トルコのイスタンブールで反体制活動家が「国民救済大会」を開催した。

しかし、『ハヤート』(7月17日付)などによると、会合では主席者の間で意見の相違が露呈した。

対立は、反体制活動家の会合にオブザーバーとして初参加したブルハーン・ガルユーン氏が、シリアのすべての反体制勢力を代表する発足会議、ないしは国際社会の承認を念頭において「影の内閣」を設置しようとすることでもたらされる「結果」に警鐘をならしたことを受けたものだった。

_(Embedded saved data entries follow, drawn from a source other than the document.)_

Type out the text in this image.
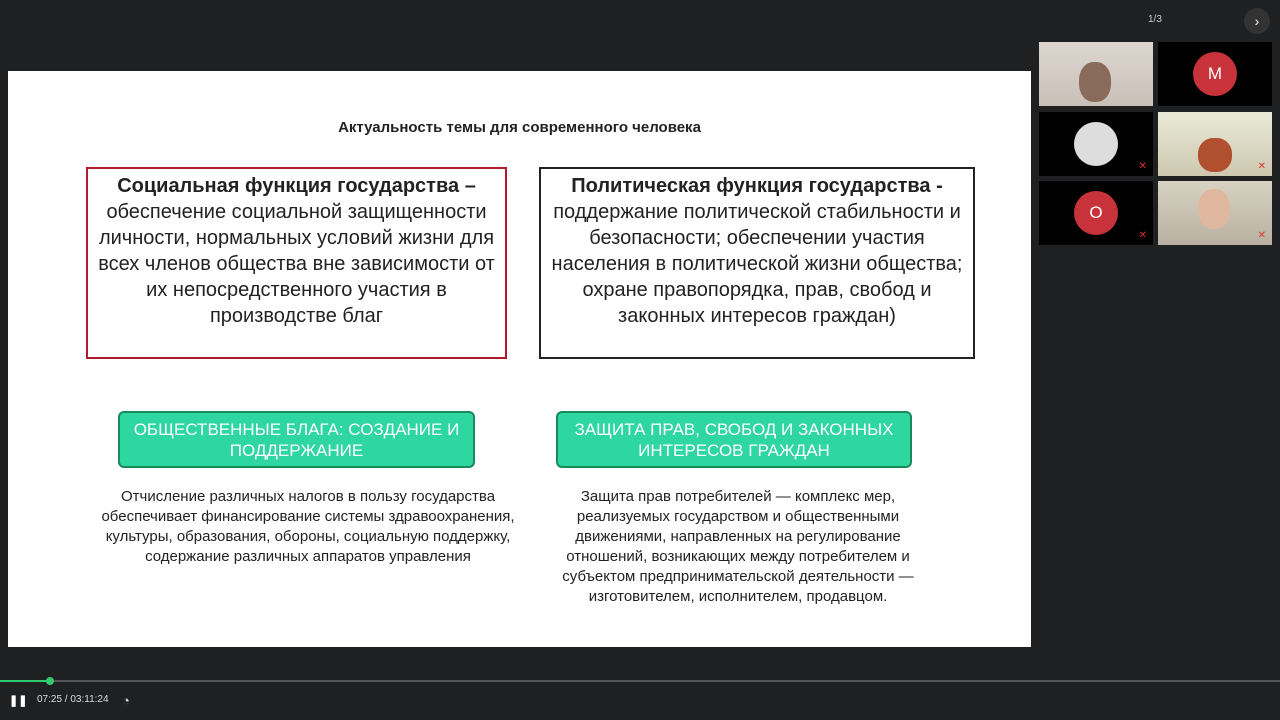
Актуальность темы для современного человека
Социальная функция государства – обеспечение социальной защищенности личности, нормальных условий жизни для всех членов общества вне зависимости от их непосредственного участия в производстве благ
Политическая функция государства - поддержание политической стабильности и безопасности; обеспечении участия населения в политической жизни общества; охране правопорядка, прав, свобод и законных интересов граждан)
ОБЩЕСТВЕННЫЕ БЛАГА: СОЗДАНИЕ И ПОДДЕРЖАНИЕ
ЗАЩИТА ПРАВ, СВОБОД И ЗАКОННЫХ ИНТЕРЕСОВ ГРАЖДАН
Отчисление различных налогов в пользу государства обеспечивает финансирование системы здравоохранения, культуры, образования, обороны, социальную поддержку, содержание различных аппаратов управления
Защита прав потребителей — комплекс мер, реализуемых государством и общественными движениями, направленных на регулирование отношений, возникающих между потребителем и субъектом предпринимательской деятельности — изготовителем, исполнителем, продавцом.
1/3	›
M
✕	✕
O
✕	✕
❚❚ 07:25 / 03:11:24 ◔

ガルユーン氏は「反体制勢力全体を代表できる者など誰もいない」と指摘し、出席者のなかから調整委員会を結成し、これまでの大会で発足した諸々の委員会とともに活動すべきだと提案し、大会を主催したハイサム・マーリフ氏らに疑義を呈した。

また大会では二つの潮流の対立も顕著だった。

第1の潮流は、アサド政権とのいかなる対話の可能性も絶とうとする潮流である。

第2の潮流は、対話が時期尚早とみなすとともに、アサド政権が弱体化していると考えつつも、反体制勢力もまたその言説や方針を統一するための充分なレベルに達していないとみなす潮流である。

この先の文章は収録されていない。